Autres aspect clé de la coopération internationale en matière d’apprentissage en et du français, l’initiative IFADEM (Initiative francophone pour la formation à distance des maîtres) déployée en 2008 dans 16 pays, soutient les États partenaires dans le renforcement des capacités de leurs enseignants et des personnels de supervision dans l’enseignement du et en français.
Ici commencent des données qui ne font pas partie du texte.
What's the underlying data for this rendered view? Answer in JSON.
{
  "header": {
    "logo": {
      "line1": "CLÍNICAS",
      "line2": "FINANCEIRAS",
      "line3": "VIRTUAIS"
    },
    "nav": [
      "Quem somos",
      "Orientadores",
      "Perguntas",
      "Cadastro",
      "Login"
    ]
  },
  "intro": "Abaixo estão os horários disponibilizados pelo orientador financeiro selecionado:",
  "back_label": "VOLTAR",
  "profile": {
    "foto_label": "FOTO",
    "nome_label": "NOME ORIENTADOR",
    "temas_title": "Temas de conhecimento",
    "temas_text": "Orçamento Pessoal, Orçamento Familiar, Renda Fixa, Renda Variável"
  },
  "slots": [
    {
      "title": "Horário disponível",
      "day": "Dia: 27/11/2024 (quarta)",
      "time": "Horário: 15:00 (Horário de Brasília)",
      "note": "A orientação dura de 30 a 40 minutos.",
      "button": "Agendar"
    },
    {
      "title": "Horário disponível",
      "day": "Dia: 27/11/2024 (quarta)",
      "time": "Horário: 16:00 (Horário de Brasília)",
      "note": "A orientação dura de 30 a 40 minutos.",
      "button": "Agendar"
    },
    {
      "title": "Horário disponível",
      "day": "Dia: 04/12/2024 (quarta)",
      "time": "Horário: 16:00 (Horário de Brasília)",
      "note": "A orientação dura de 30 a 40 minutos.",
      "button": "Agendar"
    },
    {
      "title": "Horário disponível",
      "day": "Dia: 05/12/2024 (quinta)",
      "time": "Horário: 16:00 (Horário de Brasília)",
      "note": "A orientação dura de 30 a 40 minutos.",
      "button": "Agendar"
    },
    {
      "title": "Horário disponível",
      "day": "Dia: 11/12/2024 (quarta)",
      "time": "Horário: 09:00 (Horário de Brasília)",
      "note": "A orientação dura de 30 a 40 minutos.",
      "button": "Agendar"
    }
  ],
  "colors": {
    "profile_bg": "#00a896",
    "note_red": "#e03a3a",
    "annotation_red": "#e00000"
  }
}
Pour cela, elle met en œuvre des dispositifs d’autoformation en partie ou totalement à distance, des pratiques innovantes et d’emploi de nouveaux outils didactiques ; elle soutient également le renforcement des capacités professionnelles des enseignants ayant peu ou pas de formation initiale ; l’amélioration des méthodes d’enseignement, ainsi que l’accompagnement des États dans la définition de leurs stratégies nationales de formation continue des enseignants du primaire.

IFADEM : Un nouveau dispositif techno pédagogique au Sénégal

La phase d’expérimentation d’IFADEM au Sénégal, initiée fin 2014, a été l’occasion de tester un nouveau dispositif technologique reposant sur une dotation individuelle des acteurs ciblés en tablettes connectées à internet, accompagnées d’outils tels qu’une plateforme de type Edx, permettant d’accéder à des contenus d’autoformation contextualisés et des outils de communication numériques (Outils Google Education).
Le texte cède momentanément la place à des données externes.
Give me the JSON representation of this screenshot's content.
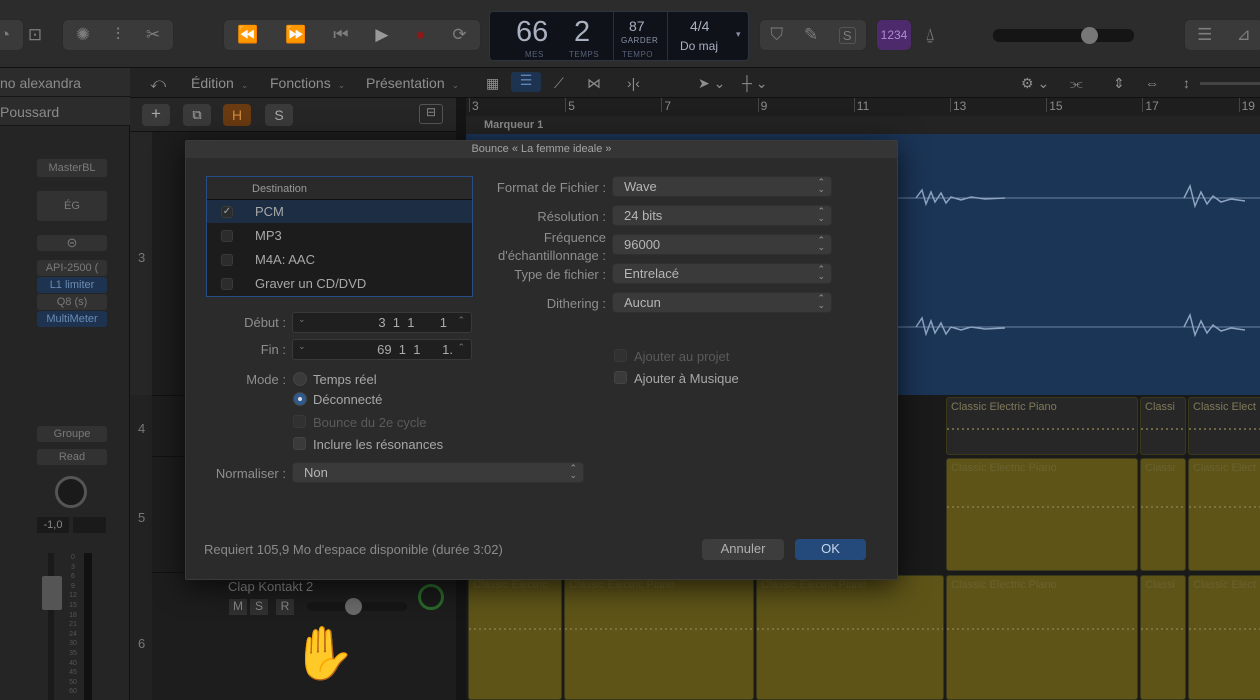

Cette expérimentation a été rendue possible grâce au contexte technologique particulièrement favorable au Sénégal (taux de couverture et diversité des opérateurs), et surtout grâce à l’existence de ressources humaines expérimentées. L’intégralité des ressources utilisées a été ainsi produite par des équipes locales, et le suivi techno-pédagogique assuré par ces mêmes équipes.
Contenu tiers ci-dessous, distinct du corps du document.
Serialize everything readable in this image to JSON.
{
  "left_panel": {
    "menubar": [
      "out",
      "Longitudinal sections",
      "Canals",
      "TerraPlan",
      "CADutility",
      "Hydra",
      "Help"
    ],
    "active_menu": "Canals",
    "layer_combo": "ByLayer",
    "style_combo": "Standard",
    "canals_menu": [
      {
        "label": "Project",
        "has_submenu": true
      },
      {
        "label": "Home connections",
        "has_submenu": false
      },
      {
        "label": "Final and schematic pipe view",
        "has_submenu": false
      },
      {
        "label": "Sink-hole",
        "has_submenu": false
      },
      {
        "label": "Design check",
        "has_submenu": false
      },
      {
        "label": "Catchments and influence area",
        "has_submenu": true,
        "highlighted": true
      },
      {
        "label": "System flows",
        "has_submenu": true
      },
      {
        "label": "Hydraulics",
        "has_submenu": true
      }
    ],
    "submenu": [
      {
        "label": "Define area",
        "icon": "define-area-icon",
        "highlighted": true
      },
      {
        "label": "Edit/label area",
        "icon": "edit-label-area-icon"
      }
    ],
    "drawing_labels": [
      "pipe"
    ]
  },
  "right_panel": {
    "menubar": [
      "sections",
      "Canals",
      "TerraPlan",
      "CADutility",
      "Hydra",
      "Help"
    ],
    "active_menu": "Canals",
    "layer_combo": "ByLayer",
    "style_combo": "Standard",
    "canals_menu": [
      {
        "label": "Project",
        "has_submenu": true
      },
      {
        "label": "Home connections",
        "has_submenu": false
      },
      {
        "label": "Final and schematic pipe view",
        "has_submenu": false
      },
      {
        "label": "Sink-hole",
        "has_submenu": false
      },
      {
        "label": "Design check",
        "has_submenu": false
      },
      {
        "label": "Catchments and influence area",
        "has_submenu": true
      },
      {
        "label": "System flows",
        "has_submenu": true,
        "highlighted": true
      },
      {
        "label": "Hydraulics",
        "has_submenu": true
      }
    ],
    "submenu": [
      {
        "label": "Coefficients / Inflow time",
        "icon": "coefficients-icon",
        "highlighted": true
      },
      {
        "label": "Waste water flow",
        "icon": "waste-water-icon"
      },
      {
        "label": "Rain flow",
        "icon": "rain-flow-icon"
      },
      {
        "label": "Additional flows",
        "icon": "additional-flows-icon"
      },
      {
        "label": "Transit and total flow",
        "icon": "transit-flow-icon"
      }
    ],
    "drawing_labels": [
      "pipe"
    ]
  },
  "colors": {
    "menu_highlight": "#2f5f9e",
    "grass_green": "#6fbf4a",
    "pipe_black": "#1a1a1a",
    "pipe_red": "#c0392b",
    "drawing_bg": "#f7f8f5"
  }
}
Entre octobre 2016 et juillet 2017, 500 enseignants des académies de Fatick et de Kaolack ont suivi un parcours de formation comprenant 7 modules en se connectant, grâce à leur tablette, sur la plateforme mise à leur disposition. Au cours de leur formation, ils ont été encadrés à distance et en présentiel par 20 tuteurs, qui pouvaient répondre à leurs questions quotidiennement et poster des devoirs ainsi que de la documentation complémentaire. Les tuteurs ont également pu disposer d’outils pour communiquer entre eux et rédiger leurs rapports de suivi en ligne.

LE TALISMAN BRISÉ :
Un magazine bilingue sur le français aux côtés des langues locales

Les adaptations en versions français – wolof de la série « Le Talisman brisé » ont été l’occasion de travailler avec Massamba Gueye et la radio nationale du Sénégal sur une émission interactive en direct, produite par les équipes sénégalaises et relayée sur facebook. L’auteur du « Talisman brisé » aborde – à partir de la diffusion d’un épisode de la série – les relations entre le français et les langues locales. Les notions entendues dans la série sont approfondies dans la rubrique « le mot de la semaine », un reportage illustre la vivacité de la coexistence des deux langues et un linguiste invité commente les usages des deux langues dans les différents contextes de la vie. Une émission interactive laisse également la parole à l’auditeur et propose un jeu avec des questions sur l’épisode diffusé. Le concept de l’émission a été adapté pour la radio nationale de Madagascar avec succès.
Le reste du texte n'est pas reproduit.